Apple już w czerwcu ogłosił, że wypuści na rynek pierwszego iMaca w wersji Pro. Według aktualizacji na stronie Apple, sprzedaż rozpocznie się w czwartek, 14 grudnia 2017 roku. Nie ma dokładnych informacji co do ceny i dostępnych konfiguracji, ale jak podaje TheVerge, cena zacznie się od 4999 dolarów (ok. 18000 zł, na dzień 13.12.2017).

iMac Pro jest jednym z dwóch produktów, które Apple obiecał wprowadzić do sprzedaży przed końcem tego roku. Drugim jest HomePod, jednakże ten produkt będzie opóźniony do „początku 2018 roku”, jak podał producent w zeszłym miesiącu.

Za co płacimy?

iMac Pro ma być odpowiedziom na frustrację wyrażoną przez społeczności programistów pod koniec ubiegłego roku, którzy narzekali na brak zaawansowanych opcji w MacBookach i iMacach. Do tej pory, tylko detale na temat iMaca Pro zostały upublicznione. Bez wątpienia będzie posiadał elementy z wyższej półki, takie jak, procesor Xeon, kartę graficzną Radeon Vega oraz wyświetlacz oferujący rozdzielczość 5K.

Podobnie jak z iPhonem X , Apple dał niektórym youtuberom wczesny dostęp do iMaca Pro.

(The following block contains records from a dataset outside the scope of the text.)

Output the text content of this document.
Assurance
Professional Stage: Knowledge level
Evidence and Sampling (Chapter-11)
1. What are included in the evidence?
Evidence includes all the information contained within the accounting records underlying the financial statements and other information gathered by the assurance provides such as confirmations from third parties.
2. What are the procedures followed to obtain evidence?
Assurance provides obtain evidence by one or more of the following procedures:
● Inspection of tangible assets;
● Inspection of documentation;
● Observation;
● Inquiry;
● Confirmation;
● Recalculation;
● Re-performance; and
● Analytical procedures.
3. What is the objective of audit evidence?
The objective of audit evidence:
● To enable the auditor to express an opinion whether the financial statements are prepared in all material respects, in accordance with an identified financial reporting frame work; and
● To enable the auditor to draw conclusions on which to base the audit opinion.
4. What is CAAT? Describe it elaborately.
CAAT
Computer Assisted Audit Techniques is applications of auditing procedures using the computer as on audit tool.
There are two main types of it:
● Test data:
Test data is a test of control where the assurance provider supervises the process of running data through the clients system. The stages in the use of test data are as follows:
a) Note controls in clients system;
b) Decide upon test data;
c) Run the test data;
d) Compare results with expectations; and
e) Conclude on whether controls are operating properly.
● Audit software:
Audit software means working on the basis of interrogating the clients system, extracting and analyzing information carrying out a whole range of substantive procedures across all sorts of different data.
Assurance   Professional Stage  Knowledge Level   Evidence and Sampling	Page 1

Marques Brownlee opublikował jedno z pierwszych wideo. Według jego relacji, Final Cut nie powoduje wystarczającego obciążenia, aby spowodować włączenie się wiatraków — co jest dobrym, pierwszym znakiem (lecz Final Cut nie jest tak wymagający, jak Premiere, który jest znacznie popularniejszy). iMac Pro będzie sprzedawany z czarnym kablem Lightning do ładowania klawiatury w tym samym kolorze – kolejny drobiazg unikatowy dla tego komputera.

Jonathan Morrison stworzył wideo, w którym prezentuje wyniki Geekbench. Jak można się domyślać, coraz więcej podobnych wideo pojawi się w ciągu najbliższych dni.

Vincent Lafore opisał swoje wrażenie z wydajności iMaca Pro podczas używania różnych programów do edycji wideo, takich jak, Premiere i DaVinci Resolve. Podobnie, Craig Hunter na swoim blogu pisze o wielu innych testach wydajnościowych tego urządzenia.

Ogólnie rzecz biorąc, wychodzi się na to, że jest to szybka zabawka – ale jest to pewnego rodzaju oczywistość, ze względu na podzespoły z wyższej półki. Prawdziwe pytanie to, czy będzie posiadać wystarczająco zalet, aby przekonać użytkowników, którzy będą również rozważali zakup urządzenia z Windowsem. Jedno jest pewne, ze względu na brak możliwości rozbudowy tego urządzenia, nie będzie łatwo sprzedać ten produkt – poza grupą zwolenników firmy Apple.